Data Mapping Diagrams for Data Warehouse Design with UML
Sergio Luján-Mora, Panos Vassiliadis, Juan Trujillo
23rd International Conference on Conceptual Modeling (ER 2004), p. 191-204: Lecture Notes in Computer Science 3288, Shanghai (China), November 8-12 2004.
(ER'04) Congreso internacional / International conference
In Data Warehouse (DW) scenarios, ETL (Extraction, Transformation, Loading) processes are responsible for the extraction of data from heterogeneous operational data sources, their transformation (conversion, cleaning, normalization, etc.) and their loading into the DW. In this paper, we present a framework for the design of the DW back-stage (and the respective ETL processes) based on the key observation that this task fundamentally involves dealing with the specificities of information at very low levels of granularity including transformation rules at the attribute level.
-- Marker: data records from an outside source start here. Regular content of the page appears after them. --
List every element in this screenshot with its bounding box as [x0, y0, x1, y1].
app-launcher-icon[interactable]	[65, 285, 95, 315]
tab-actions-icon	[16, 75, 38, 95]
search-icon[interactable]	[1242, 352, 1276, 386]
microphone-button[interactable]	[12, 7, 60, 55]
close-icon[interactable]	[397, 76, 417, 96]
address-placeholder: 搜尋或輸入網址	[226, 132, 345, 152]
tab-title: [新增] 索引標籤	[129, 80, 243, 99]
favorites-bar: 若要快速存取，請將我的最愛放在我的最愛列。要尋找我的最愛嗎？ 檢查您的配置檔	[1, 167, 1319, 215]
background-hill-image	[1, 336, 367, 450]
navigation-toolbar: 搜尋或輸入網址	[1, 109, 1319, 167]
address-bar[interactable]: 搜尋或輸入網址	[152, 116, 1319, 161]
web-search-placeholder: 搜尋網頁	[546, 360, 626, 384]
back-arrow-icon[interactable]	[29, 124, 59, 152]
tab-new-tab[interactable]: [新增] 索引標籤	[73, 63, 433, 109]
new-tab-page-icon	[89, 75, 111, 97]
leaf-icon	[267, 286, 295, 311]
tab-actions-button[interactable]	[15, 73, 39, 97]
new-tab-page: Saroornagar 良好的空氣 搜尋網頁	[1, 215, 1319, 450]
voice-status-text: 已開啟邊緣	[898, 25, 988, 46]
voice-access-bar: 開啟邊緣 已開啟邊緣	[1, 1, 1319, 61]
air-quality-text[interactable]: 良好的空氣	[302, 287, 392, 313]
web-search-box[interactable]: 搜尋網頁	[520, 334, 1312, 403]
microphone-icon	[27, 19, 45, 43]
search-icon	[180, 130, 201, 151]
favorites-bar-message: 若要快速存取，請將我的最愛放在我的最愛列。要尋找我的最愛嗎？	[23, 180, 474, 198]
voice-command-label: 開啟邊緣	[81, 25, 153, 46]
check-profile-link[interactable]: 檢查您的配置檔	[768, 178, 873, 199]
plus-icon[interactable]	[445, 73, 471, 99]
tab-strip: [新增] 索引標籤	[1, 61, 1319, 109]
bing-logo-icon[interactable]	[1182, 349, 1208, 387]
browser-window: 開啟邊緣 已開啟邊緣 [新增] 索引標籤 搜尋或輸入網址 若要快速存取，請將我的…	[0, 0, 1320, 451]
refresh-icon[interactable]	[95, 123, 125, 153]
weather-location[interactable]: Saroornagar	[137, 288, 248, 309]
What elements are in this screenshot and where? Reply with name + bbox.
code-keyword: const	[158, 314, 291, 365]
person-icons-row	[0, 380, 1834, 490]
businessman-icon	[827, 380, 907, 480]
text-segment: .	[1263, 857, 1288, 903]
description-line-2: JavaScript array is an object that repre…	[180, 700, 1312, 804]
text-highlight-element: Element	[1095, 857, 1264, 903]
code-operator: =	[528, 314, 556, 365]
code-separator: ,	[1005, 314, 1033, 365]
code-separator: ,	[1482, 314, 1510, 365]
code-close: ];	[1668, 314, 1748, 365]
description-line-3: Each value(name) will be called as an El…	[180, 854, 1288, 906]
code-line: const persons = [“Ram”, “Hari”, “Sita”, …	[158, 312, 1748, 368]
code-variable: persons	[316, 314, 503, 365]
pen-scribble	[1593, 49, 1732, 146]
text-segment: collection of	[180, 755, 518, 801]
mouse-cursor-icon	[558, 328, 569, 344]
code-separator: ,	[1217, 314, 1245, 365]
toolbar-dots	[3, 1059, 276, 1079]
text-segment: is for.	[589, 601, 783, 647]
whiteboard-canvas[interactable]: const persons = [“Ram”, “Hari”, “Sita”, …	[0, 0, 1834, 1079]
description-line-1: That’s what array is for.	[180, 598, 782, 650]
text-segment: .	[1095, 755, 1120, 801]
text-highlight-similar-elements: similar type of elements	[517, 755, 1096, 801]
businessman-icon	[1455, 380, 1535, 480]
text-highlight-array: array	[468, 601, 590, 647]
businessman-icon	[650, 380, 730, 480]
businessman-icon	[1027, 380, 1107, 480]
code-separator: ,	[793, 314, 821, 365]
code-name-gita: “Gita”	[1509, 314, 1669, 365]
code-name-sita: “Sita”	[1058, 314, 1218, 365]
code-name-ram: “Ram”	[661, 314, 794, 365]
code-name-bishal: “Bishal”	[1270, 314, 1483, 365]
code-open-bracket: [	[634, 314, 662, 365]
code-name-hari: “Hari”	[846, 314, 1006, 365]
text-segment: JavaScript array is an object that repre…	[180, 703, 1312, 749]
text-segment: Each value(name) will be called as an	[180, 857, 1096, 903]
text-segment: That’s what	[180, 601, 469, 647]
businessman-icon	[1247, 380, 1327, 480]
Specifically, we present a disciplined framework for the modeling of the relationships between sources and targets in different levels of granularity (including coarse mappings at the database and table levels to detailed inter-attribute mappings at the attribute level). In order to accomplish this goal, we extend UML (Unified Modeling Language) to model attributes as first-class citizens. In our attempt to provide complementary views of the design artifacts in different levels of detail, our framework is based on a principled approach in the usage of UML packages, to allow zooming in and out the design of a scenario.